Porter has pushed back comments from some teachers who say they are being unfairly pressured to vaccinate instead of being given the opportunity to try.
“We have a responsibility for over a million students and we have primary school students who are not eligible for vaccination and therefore we must do everything we can to wrap the immune system around our children and protect them,” Porter said.
On CBS Sunday, Drs. Scott Gottlieb, a former Commissioner for the U.S. Food and Drug Administration, has warned against political vaccines in the US.
Gottlieb said vaccination has always been seen as a cohesive process rather than a personal one. “That’s why we have a child protection program at an early age, because your behavior – which affects your decision about prevention – affects your community,” he said.
Gottlieb said there could be an effect of injecting into a political issue.
“I’m worried that, going forward, we will see vaccines go down as this will increase the level of political football, and we will see people – in fact, governors fighting vaccines and vaccines – in the next presidency. in this section we are in, “he said.
Promising pills do not have to control healing
President Joe Biden noted the worst poisoning in a statement on Saturday, and noted the virus, saying, “Hundreds of thousands of families have been rescued from the unbearable losses that so many Americans endured during the epidemic.”
Merck said it would seek immediate approval from the U.S. Food and Drug Administration (FDA) for its molupupusvir drug “as soon as possible.” If approved, it would be the first oral anti-Covid-19 drug.

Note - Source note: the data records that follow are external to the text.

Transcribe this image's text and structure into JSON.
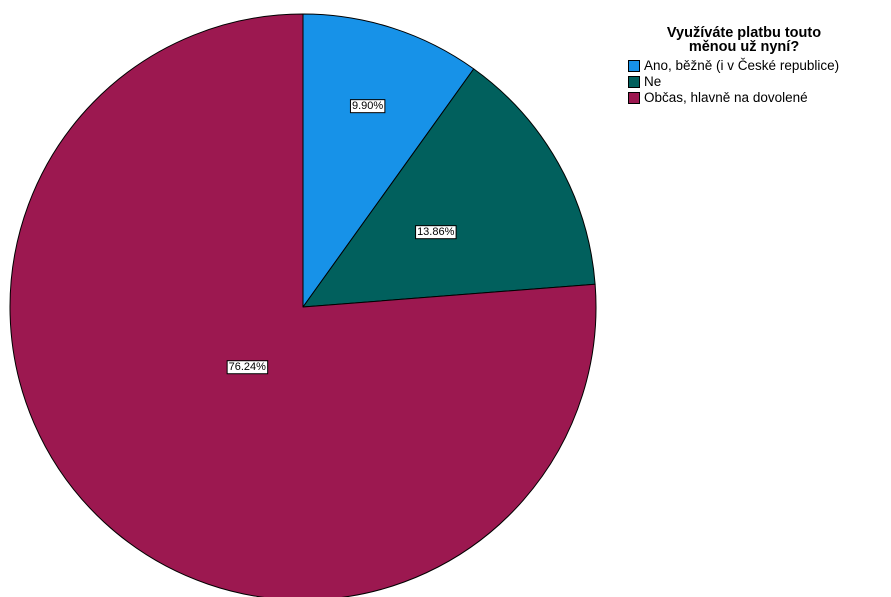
{
  "chart_data": {
    "type": "pie",
    "title": "",
    "categories": [
      "Ano, běžně (i v České republice)",
      "Ne",
      "Občas, hlavně na dovolené"
    ],
    "values": [
      9.9,
      13.86,
      76.24
    ],
    "data_labels": [
      "9.90%",
      "13.86%",
      "76.24%"
    ],
    "colors": [
      "#1792e8",
      "#01605d",
      "#9c1850"
    ],
    "legend": {
      "title_lines": [
        "Využíváte platbu touto",
        "měnou už nyní?"
      ],
      "placement": "top-right"
    },
    "start_angle": "12 o'clock",
    "direction": "clockwise"
  }
}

The news was praised by health experts who also warned not to replace vaccines.
“It’s not fair to be infected,” Fauci told CNN’s Dana Bash Sunday.

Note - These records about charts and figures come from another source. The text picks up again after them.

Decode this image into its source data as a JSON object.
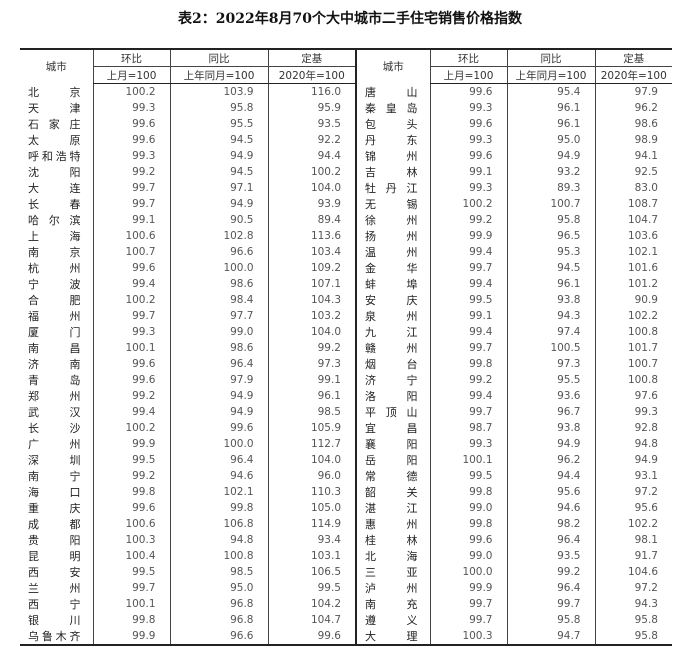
{
  "title": "表2：2022年8月70个大中城市二手住宅销售价格指数",
  "headers": {
    "city": "城市",
    "mom": "环比",
    "yoy": "同比",
    "base": "定基",
    "mom_sub": "上月=100",
    "yoy_sub": "上年同月=100",
    "base_sub": "2020年=100"
  },
  "left": [
    [
      "北京",
      "100.2",
      "103.9",
      "116.0"
    ],
    [
      "天津",
      "99.3",
      "95.8",
      "95.9"
    ],
    [
      "石家庄",
      "99.6",
      "95.5",
      "93.5"
    ],
    [
      "太原",
      "99.6",
      "94.5",
      "92.2"
    ],
    [
      "呼和浩特",
      "99.3",
      "94.9",
      "94.4"
    ],
    [
      "沈阳",
      "99.2",
      "94.5",
      "100.2"
    ],
    [
      "大连",
      "99.7",
      "97.1",
      "104.0"
    ],
    [
      "长春",
      "99.7",
      "94.9",
      "93.9"
    ],
    [
      "哈尔滨",
      "99.1",
      "90.5",
      "89.4"
    ],
    [
      "上海",
      "100.6",
      "102.8",
      "113.6"
    ],
    [
      "南京",
      "100.7",
      "96.6",
      "103.4"
    ],
    [
      "杭州",
      "99.6",
      "100.0",
      "109.2"
    ],
    [
      "宁波",
      "99.4",
      "98.6",
      "107.1"
    ],
    [
      "合肥",
      "100.2",
      "98.4",
      "104.3"
    ],
    [
      "福州",
      "99.7",
      "97.7",
      "103.2"
    ],
    [
      "厦门",
      "99.3",
      "99.0",
      "104.0"
    ],
    [
      "南昌",
      "100.1",
      "98.6",
      "99.2"
    ],
    [
      "济南",
      "99.6",
      "96.4",
      "97.3"
    ],
    [
      "青岛",
      "99.6",
      "97.9",
      "99.1"
    ],
    [
      "郑州",
      "99.2",
      "94.9",
      "96.1"
    ],
    [
      "武汉",
      "99.4",
      "94.9",
      "98.5"
    ],
    [
      "长沙",
      "100.2",
      "99.6",
      "105.9"
    ],
    [
      "广州",
      "99.9",
      "100.0",
      "112.7"
    ],
    [
      "深圳",
      "99.5",
      "96.4",
      "104.0"
    ],
    [
      "南宁",
      "99.2",
      "94.6",
      "96.0"
    ],
    [
      "海口",
      "99.8",
      "102.1",
      "110.3"
    ],
    [
      "重庆",
      "99.6",
      "99.8",
      "105.0"
    ],
    [
      "成都",
      "100.6",
      "106.8",
      "114.9"
    ],
    [
      "贵阳",
      "100.3",
      "94.8",
      "93.4"
    ],
    [
      "昆明",
      "100.4",
      "100.8",
      "103.1"
    ],
    [
      "西安",
      "99.5",
      "98.5",
      "106.5"
    ],
    [
      "兰州",
      "99.7",
      "95.0",
      "99.5"
    ],
    [
      "西宁",
      "100.1",
      "96.8",
      "104.2"
    ],
    [
      "银川",
      "99.8",
      "96.8",
      "104.7"
    ],
    [
      "乌鲁木齐",
      "99.9",
      "96.6",
      "99.6"
    ]
  ],
  "right": [
    [
      "唐山",
      "99.6",
      "95.4",
      "97.9"
    ],
    [
      "秦皇岛",
      "99.3",
      "96.1",
      "96.2"
    ],
    [
      "包头",
      "99.6",
      "96.1",
      "98.6"
    ],
    [
      "丹东",
      "99.3",
      "95.0",
      "98.9"
    ],
    [
      "锦州",
      "99.6",
      "94.9",
      "94.1"
    ],
    [
      "吉林",
      "99.1",
      "93.2",
      "92.5"
    ],
    [
      "牡丹江",
      "99.3",
      "89.3",
      "83.0"
    ],
    [
      "无锡",
      "100.2",
      "100.7",
      "108.7"
    ],
    [
      "徐州",
      "99.2",
      "95.8",
      "104.7"
    ],
    [
      "扬州",
      "99.9",
      "96.5",
      "103.6"
    ],
    [
      "温州",
      "99.4",
      "95.3",
      "102.1"
    ],
    [
      "金华",
      "99.7",
      "94.5",
      "101.6"
    ],
    [
      "蚌埠",
      "99.4",
      "96.1",
      "101.2"
    ],
    [
      "安庆",
      "99.5",
      "93.8",
      "90.9"
    ],
    [
      "泉州",
      "99.1",
      "94.3",
      "102.2"
    ],
    [
      "九江",
      "99.4",
      "97.4",
      "100.8"
    ],
    [
      "赣州",
      "99.7",
      "100.5",
      "101.7"
    ],
    [
      "烟台",
      "99.8",
      "97.3",
      "100.7"
    ],
    [
      "济宁",
      "99.2",
      "95.5",
      "100.8"
    ],
    [
      "洛阳",
      "99.4",
      "93.6",
      "97.6"
    ],
    [
      "平顶山",
      "99.7",
      "96.7",
      "99.3"
    ],
    [
      "宜昌",
      "98.7",
      "93.8",
      "92.8"
    ],
    [
      "襄阳",
      "99.3",
      "94.9",
      "94.8"
    ],
    [
      "岳阳",
      "100.1",
      "96.2",
      "94.9"
    ],
    [
      "常德",
      "99.5",
      "94.4",
      "93.1"
    ],
    [
      "韶关",
      "99.8",
      "95.6",
      "97.2"
    ],
    [
      "湛江",
      "99.0",
      "94.6",
      "95.6"
    ],
    [
      "惠州",
      "99.8",
      "98.2",
      "102.2"
    ],
    [
      "桂林",
      "99.6",
      "96.4",
      "98.1"
    ],
    [
      "北海",
      "99.0",
      "93.5",
      "91.7"
    ],
    [
      "三亚",
      "100.0",
      "99.2",
      "104.6"
    ],
    [
      "泸州",
      "99.9",
      "96.4",
      "97.2"
    ],
    [
      "南充",
      "99.7",
      "99.7",
      "94.3"
    ],
    [
      "遵义",
      "99.7",
      "95.8",
      "95.8"
    ],
    [
      "大理",
      "100.3",
      "94.7",
      "95.8"
    ]
  ]
}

“It reduced the risk – this pill did – of hospital mortality by 50 percent. Do you know how to reduce the risk by 100%? Don’t get infected in the first place,” he said.
As for those who rely on the old virus to protect it from getting Covid-19 again, a new study published Friday in the journal The Lancet Microbe, suggests that preservation may be short-lived.

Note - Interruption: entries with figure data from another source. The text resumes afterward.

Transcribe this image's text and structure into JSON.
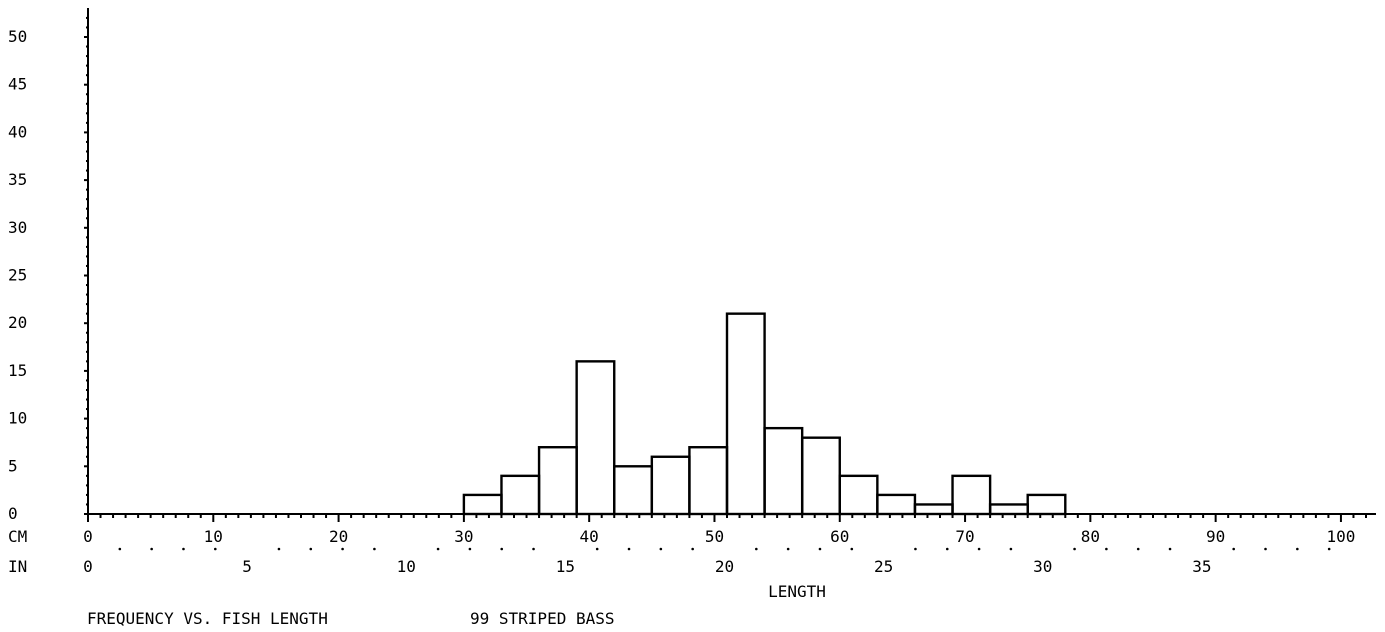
{
  "chart_data": {
    "type": "bar",
    "title": "FREQUENCY VS. FISH LENGTH",
    "subtitle": "99 STRIPED BASS",
    "xlabel": "LENGTH",
    "ylabel": "",
    "unit_labels": {
      "cm": "CM",
      "in": "IN"
    },
    "ylim": [
      0,
      52
    ],
    "y_ticks": [
      0,
      5,
      10,
      15,
      20,
      25,
      30,
      35,
      40,
      45,
      50
    ],
    "x_cm_ticks": [
      0,
      10,
      20,
      30,
      40,
      50,
      60,
      70,
      80,
      90,
      100
    ],
    "x_in_ticks": [
      0,
      5,
      10,
      15,
      20,
      25,
      30,
      35
    ],
    "xlim_cm": [
      0,
      102
    ],
    "bin_edges_cm": [
      30,
      33,
      36,
      39,
      42,
      45,
      48,
      51,
      54,
      57,
      60,
      63,
      66,
      69,
      72,
      75,
      78
    ],
    "values": [
      2,
      4,
      7,
      16,
      5,
      6,
      7,
      21,
      9,
      8,
      4,
      2,
      1,
      4,
      1,
      2
    ],
    "grid": false,
    "legend": "none",
    "line_color": "#000000",
    "background": "#ffffff"
  }
}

“Reinfection can logically take place in three months or less,” Jeffrey Townsend, a professor of biostatistics at Yale School of Public Health and lead author of the study, said in a press release. “Therefore, those who are infected naturally should be vaccinated. Early infection may provide short-term protection from subsequent infections.”
Vaccines for children nearby
Parents expecting to vaccinate their children received the good news last week, Pfizer announced Tuesday that it had sent Covid-19 protection data on children aged 5 to 11 to the DAA for initial testing.
The company has not yet sought approval for emergency use, but on Friday, the FDA announced vaccine instructors will meet on October 26 to discuss the data.
The Pfizer / BioNTech drug is currently approved for people ages 16 and up in the US, and is licensed for emergency use for people ages 12 to 15.
On Sunday, Fauci warned that while a child may have a lower chance of having a serious reaction to a Covid-19 case, it is not a “benign situation.”
“We see, obviously, if you go to the children’s hospitals, that even though this risk is lower than the average, there are children in hospitals who are very sick,” he told CNN “State of the Union.”
There is also a long-term Covid risk, in which some survivors, including children, suffer symptoms that last for months after infection, he said.
“You want to protect your child, but you also want to make the child part of the solution, especially so that there is no spread of the virus, whether within your family or other vulnerable people,” Fauci said, adding that “it’s very good, it’s a good thing for their children to be vaccinated. inject. “
CNN’s Mallory Simon provided for this report.